Eliot Seide, executive director of AFSCME Council 5, which represents many intake workers at both the state and county level, points out that roughly 330 people would lose their jobs under such a scenario.
“HMOs are notorious for denying health care to people,” Seide said. “The workers they want to cut help people gain access to health care. … If the health plans are really intent on cutting costs, they should have to reveal their bloated administrative fees and cut them.”
Reaction to the plan from legislators has been guarded. They generally laud the health care organizations for coming up with potential solutions to the state’s budget crisis. With a $6.2 billion hole to fill, all ideas are welcome. But few express enthusiasm for moving the state’s disabled residents into managed-care programs. In large part, the reluctance stems from the lack of information available about existing publicly funded programs run by HMOs.
“I’m very nervous about that in terms of quality and the flexibility that some of the disabled people need,” Abeler said. “I don’t know that the HMOs have a great track record in saving money or producing great quality improvements, because so much of that information is proprietary. So we don’t know how they’re doing. I’m nervous to give them a blank check to serve another few hundred thousand people.”

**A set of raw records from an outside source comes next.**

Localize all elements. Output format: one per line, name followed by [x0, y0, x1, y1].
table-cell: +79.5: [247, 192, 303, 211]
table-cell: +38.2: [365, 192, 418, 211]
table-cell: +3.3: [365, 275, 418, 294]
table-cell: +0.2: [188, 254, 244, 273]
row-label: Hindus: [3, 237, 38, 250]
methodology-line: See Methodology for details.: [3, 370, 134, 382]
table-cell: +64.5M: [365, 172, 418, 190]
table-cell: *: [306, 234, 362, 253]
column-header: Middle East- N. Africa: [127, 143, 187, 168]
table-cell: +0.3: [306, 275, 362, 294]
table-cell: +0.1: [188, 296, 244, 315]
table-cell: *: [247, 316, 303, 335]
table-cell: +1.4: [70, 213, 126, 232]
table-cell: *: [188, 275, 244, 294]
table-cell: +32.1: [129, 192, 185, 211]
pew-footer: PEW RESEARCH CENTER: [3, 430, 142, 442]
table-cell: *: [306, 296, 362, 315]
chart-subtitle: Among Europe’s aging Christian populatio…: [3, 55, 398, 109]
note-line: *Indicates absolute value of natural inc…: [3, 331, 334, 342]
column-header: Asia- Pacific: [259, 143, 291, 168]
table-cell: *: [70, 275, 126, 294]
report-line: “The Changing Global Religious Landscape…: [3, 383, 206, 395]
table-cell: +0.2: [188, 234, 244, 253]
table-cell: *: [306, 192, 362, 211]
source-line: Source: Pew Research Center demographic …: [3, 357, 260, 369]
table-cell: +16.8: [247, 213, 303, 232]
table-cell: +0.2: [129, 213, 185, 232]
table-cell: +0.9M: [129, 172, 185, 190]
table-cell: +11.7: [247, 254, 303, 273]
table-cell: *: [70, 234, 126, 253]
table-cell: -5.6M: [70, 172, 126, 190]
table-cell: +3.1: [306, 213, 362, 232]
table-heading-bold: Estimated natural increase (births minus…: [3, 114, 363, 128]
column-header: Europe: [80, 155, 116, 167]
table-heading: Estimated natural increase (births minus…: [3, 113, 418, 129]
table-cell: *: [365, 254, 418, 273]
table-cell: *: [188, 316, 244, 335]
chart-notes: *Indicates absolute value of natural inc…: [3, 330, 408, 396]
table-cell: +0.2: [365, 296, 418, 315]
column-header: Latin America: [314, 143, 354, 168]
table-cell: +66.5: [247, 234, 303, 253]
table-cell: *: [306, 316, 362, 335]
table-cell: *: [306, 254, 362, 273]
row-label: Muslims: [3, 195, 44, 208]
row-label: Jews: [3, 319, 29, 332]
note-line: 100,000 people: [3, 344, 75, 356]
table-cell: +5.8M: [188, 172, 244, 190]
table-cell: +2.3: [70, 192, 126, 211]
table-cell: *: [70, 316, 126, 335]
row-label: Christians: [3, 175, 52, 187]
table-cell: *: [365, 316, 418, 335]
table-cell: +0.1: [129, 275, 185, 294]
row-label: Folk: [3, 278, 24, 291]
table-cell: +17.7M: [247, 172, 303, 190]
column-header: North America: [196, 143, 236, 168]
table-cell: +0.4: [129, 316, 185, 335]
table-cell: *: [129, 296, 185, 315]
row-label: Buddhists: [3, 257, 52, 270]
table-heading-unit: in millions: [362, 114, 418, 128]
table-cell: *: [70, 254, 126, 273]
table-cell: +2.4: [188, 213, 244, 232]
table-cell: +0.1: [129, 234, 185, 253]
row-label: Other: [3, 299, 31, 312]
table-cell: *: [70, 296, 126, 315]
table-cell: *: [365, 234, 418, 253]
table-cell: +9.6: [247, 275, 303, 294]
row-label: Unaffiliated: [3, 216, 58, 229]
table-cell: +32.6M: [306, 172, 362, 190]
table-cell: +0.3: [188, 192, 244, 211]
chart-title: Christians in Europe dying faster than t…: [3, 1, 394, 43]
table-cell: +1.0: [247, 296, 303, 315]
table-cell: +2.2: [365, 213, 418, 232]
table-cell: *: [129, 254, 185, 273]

Rep. Erin Murphy, a key Democrat on health care issues, is only slightly more optimistic about the viability of the proposal. “I think it’s worth exploring,” she said, “but I would want to make sure that making that change will yield a good health outcome for the disabled community if they were enrolled in managed care. I would want proof that they would get a better standard of care.”
The seven health care organizations that put forth the plan are not speaking publicly about the criticisms. Calls to them were referred to the public relations firm of Padilla Speer Beardsley, which they have hired to handle media requests. In response to an inquiry from Capitol Report, the firm issued a statement about the plan.
“Health care providers and plans developed the Healthcare Imperative document as a resource for the new administration and Legislature to use as they address the state’s publicly funded health care programs in light of the budget deficit,” the statement reads. “Although many of the ideas are not new, some will be met with resistance. We firmly believe that the five opportunity areas in this document, if taken as a package, could improve access, affordability and quality of health care for all Minnesotans, including – and especially – those now served by publicly funded programs.”